Push, or that baby is gonna die

There are certain words that are spoken to you that literally change you in an instant.

On August 9, 1998 around 7pm I was headed back to church where there were about 500 students packed in our auditorium for a Youth event. I was driving around New Circle Road in Lexington, Kentucky and was 36 weeks pregnant. I had 2 teens in a truck behind me; they were carrying about 100 pizzas to feed all the starving young people after service. Now remember this was before we had cell phones. My water broke while I was driving and I was surprisingly very calm. I just kept driving to the church because I knew I needed to get my husband. I pulled up and told the teens that were following me to go in and get my husband and tell him I needed to go to the hospital because I was in labor.   He, of course, was seated on the front row, where they proceeded to get him out of service in a bit of a scurry (and lacking any discretion).

I wasn’t supposed to be in labor. I had another month to go. In just a few days we were moving into our new home. I didn’t have the nursery ready. I hadn’t taken my Lamaze classes yet. I didn’t have a bag packed. I was not ready!

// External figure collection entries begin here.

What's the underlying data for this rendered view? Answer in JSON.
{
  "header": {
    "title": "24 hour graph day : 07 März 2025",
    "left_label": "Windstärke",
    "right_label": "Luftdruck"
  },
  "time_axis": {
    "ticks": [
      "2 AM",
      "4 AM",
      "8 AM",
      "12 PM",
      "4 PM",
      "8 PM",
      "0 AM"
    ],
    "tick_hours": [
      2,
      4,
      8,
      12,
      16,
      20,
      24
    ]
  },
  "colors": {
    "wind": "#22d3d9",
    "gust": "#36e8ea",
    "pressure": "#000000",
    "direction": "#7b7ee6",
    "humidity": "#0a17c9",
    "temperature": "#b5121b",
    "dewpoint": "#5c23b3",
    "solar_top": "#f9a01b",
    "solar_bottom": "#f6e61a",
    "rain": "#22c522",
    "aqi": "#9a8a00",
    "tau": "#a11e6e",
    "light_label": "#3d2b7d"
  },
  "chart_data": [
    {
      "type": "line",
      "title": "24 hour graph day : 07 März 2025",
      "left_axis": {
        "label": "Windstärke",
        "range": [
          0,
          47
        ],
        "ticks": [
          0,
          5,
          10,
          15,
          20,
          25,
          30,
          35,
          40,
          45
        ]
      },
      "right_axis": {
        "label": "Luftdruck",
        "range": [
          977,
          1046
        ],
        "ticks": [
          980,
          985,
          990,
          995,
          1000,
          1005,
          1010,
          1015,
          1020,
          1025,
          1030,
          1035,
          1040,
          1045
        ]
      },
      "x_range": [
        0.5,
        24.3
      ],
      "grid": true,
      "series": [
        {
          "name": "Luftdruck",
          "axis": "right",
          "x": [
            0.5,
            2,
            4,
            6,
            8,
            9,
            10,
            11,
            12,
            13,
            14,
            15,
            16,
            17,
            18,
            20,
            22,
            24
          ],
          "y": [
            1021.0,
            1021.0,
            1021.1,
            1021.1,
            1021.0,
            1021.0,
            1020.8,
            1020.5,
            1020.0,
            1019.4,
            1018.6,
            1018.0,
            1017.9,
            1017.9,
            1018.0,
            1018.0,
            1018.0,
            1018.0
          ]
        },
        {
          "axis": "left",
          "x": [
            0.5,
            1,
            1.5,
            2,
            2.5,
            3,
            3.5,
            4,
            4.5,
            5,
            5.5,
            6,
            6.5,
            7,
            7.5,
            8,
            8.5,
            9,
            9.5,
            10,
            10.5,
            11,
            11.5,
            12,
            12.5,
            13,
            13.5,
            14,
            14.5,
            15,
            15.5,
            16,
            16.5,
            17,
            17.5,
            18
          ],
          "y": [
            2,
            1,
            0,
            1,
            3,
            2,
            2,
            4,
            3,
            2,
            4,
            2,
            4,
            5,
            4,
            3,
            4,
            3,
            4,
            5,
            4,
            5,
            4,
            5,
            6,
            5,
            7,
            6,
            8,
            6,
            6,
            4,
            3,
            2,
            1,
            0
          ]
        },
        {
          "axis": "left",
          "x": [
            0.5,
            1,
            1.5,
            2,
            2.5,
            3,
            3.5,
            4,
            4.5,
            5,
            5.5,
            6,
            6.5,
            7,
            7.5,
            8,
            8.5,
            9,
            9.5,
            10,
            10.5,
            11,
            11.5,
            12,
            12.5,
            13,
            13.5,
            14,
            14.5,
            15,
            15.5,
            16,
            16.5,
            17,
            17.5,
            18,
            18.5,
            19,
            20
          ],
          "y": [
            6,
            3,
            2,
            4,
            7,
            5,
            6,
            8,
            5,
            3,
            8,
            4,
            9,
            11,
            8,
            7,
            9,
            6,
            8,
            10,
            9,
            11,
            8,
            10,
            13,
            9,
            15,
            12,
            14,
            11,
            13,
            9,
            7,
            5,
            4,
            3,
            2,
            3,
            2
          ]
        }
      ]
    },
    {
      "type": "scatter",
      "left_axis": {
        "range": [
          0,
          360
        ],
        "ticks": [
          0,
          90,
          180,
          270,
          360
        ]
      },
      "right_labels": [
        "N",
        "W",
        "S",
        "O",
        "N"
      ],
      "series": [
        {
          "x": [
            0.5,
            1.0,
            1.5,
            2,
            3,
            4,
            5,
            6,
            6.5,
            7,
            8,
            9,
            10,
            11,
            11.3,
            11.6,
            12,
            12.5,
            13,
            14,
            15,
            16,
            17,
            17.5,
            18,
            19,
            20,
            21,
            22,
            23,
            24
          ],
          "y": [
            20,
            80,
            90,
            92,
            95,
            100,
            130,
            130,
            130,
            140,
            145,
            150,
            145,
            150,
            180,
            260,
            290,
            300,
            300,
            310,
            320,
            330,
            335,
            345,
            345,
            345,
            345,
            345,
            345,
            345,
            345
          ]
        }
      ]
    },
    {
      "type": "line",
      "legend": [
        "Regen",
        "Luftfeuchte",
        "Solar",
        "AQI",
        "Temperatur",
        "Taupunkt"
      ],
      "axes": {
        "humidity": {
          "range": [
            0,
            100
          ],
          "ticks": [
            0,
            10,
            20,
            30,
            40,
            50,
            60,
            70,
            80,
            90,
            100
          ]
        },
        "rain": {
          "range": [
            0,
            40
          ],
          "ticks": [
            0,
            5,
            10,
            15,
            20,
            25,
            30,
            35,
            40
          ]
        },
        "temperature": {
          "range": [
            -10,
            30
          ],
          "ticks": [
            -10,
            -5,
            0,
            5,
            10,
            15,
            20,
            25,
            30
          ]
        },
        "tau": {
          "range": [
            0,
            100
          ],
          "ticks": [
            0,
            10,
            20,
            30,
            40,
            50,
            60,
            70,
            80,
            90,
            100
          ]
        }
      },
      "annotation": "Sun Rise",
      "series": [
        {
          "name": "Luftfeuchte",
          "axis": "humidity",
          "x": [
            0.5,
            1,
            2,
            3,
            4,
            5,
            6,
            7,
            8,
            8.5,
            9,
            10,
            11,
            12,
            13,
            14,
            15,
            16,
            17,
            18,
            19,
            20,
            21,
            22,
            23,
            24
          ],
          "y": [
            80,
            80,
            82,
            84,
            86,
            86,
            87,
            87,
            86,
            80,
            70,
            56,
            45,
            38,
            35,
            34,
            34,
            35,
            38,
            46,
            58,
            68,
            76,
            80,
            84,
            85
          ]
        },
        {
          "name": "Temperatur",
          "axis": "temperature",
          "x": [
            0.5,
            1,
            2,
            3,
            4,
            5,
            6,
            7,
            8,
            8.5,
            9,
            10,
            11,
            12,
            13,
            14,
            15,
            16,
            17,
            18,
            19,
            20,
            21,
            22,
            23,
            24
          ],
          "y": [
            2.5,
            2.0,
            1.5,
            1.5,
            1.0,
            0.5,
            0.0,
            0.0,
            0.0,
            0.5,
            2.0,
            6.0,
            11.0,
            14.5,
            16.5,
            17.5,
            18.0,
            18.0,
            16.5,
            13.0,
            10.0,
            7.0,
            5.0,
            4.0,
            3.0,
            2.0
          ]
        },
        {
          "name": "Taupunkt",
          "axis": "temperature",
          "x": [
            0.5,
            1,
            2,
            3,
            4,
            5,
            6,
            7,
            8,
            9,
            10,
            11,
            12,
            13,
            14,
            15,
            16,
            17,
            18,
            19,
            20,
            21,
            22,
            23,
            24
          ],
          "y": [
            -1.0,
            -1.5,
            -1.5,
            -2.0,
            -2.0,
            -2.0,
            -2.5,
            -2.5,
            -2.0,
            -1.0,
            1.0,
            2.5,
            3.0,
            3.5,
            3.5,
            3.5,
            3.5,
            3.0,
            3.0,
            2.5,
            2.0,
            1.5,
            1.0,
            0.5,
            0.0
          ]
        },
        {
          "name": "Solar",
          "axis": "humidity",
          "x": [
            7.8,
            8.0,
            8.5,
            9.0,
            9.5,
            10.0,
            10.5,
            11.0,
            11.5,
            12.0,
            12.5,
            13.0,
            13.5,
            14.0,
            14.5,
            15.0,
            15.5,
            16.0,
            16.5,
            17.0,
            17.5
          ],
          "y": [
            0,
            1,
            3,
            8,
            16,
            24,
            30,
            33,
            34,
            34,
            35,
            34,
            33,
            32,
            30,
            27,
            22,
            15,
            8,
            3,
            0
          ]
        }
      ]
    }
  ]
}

I wanted nothing more than to go home, shower, pack a bag, and then drive to hospital. My contractions were not bad. I felt I had plenty of time, but my family refused to allow me to do this. I got settled in a room at the hospital and about 7 hours later the contractions began. The pain was intense. My back was in agony. It was terrible! About 15 more hours go by and now the doctor had turned off my epidural. I honestly thought I was going to die. The contractions would come in massive waves and I would hold my breath and refuse to push. My little boys heart rate was out of this world and I remember so vividly the doctor grabbing my face and saying, “Young Lady, if you don’t push this baby is gonna die – now push.”

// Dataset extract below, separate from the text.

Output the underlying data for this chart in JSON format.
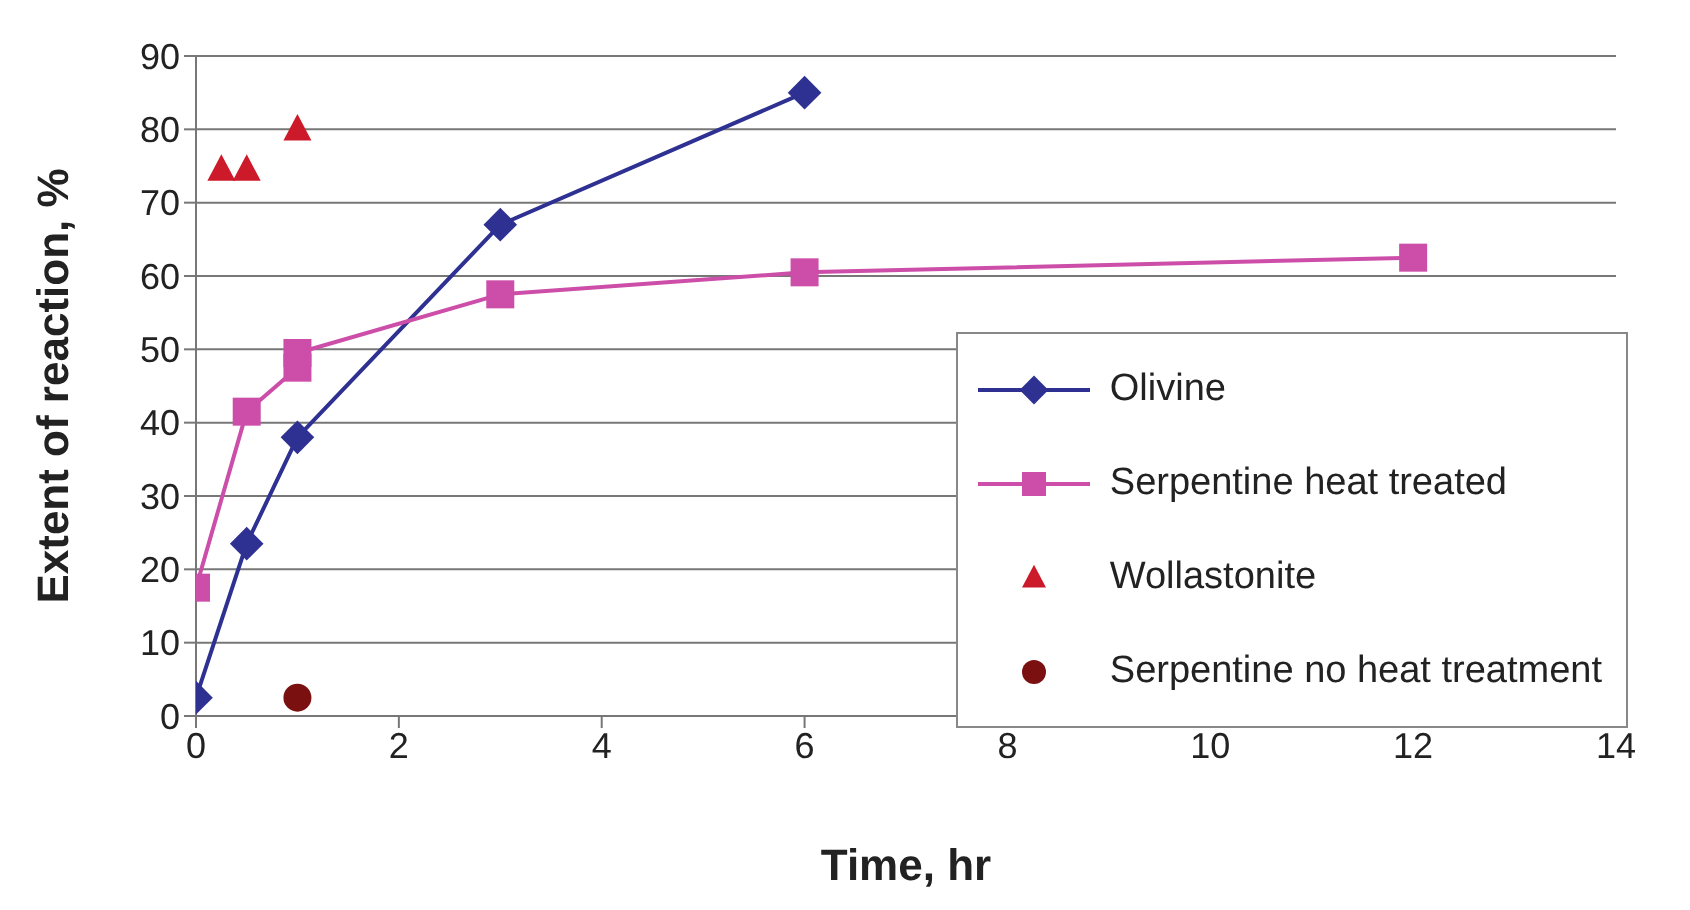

During the moments of intense pain I literally clammed up, held my breath, and waited for it to end. However, in reality what I was doing was prohibiting the pain to do its job and help me push.

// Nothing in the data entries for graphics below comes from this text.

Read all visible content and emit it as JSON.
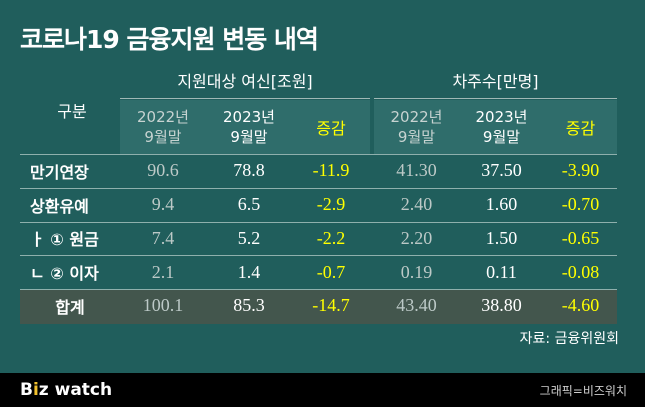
{
  "title": "코로나19 금융지원 변동 내역",
  "group_headers": {
    "row_label": "구분",
    "left": "지원대상 여신[조원]",
    "right": "차주수[만명]"
  },
  "subheaders": {
    "y2022": [
      "2022년",
      "9월말"
    ],
    "y2023": [
      "2023년",
      "9월말"
    ],
    "change": "증감"
  },
  "chart_data": {
    "type": "table",
    "title": "코로나19 금융지원 변동 내역",
    "columns": [
      "구분",
      "지원대상 여신[조원] 2022년 9월말",
      "지원대상 여신[조원] 2023년 9월말",
      "지원대상 여신[조원] 증감",
      "차주수[만명] 2022년 9월말",
      "차주수[만명] 2023년 9월말",
      "차주수[만명] 증감"
    ],
    "rows": [
      {
        "label": "만기연장",
        "values": [
          "90.6",
          "78.8",
          "-11.9",
          "41.30",
          "37.50",
          "-3.90"
        ]
      },
      {
        "label": "상환유예",
        "values": [
          "9.4",
          "6.5",
          "-2.9",
          "2.40",
          "1.60",
          "-0.70"
        ]
      },
      {
        "label": "ㅏ ① 원금",
        "values": [
          "7.4",
          "5.2",
          "-2.2",
          "2.20",
          "1.50",
          "-0.65"
        ]
      },
      {
        "label": "ㄴ ② 이자",
        "values": [
          "2.1",
          "1.4",
          "-0.7",
          "0.19",
          "0.11",
          "-0.08"
        ]
      },
      {
        "label": "합계",
        "values": [
          "100.1",
          "85.3",
          "-14.7",
          "43.40",
          "38.80",
          "-4.60"
        ]
      }
    ]
  },
  "source": "자료: 금융위원회",
  "footer": {
    "logo_prefix": "B",
    "logo_z": "z",
    "logo_suffix": " watch",
    "logo_mid": "i",
    "credit": "그래픽=비즈워치"
  },
  "colors": {
    "background": "#205e5c",
    "highlight": "#ffff00",
    "sum_row": "#43564d",
    "footer": "#000000"
  }
}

I think we as believers do this during times when God is trying to do a new work in us. The pain is intense and we stop pushing! We hide, we seal ourselves off from everyone else, and we fail to breathe and push! Holding it in, avoiding the pain, crossing our arms and refusing to work through it does nothing but prevent the miracle from coming to life.

Today is my son’s birthday; he’s 18 years old. I am so glad that doctor looked at me firmly and said lady you better – do your job and push!

Perhaps you are in a place of pain and you simply want to stop, hide, and quit. Let me encourage you to do the opposite of what the pain is telling you.   Take a deep breath and push through it. Address the hard stuff head on. Buckle down, grit your teeth, dig your nails into something and PUSH so that baby don’t die! ! You may not feel ready, the pain may have caught you by surprise – but I can guarantee you have a loving Father who will walk you through it. He just needs you to do your part and push!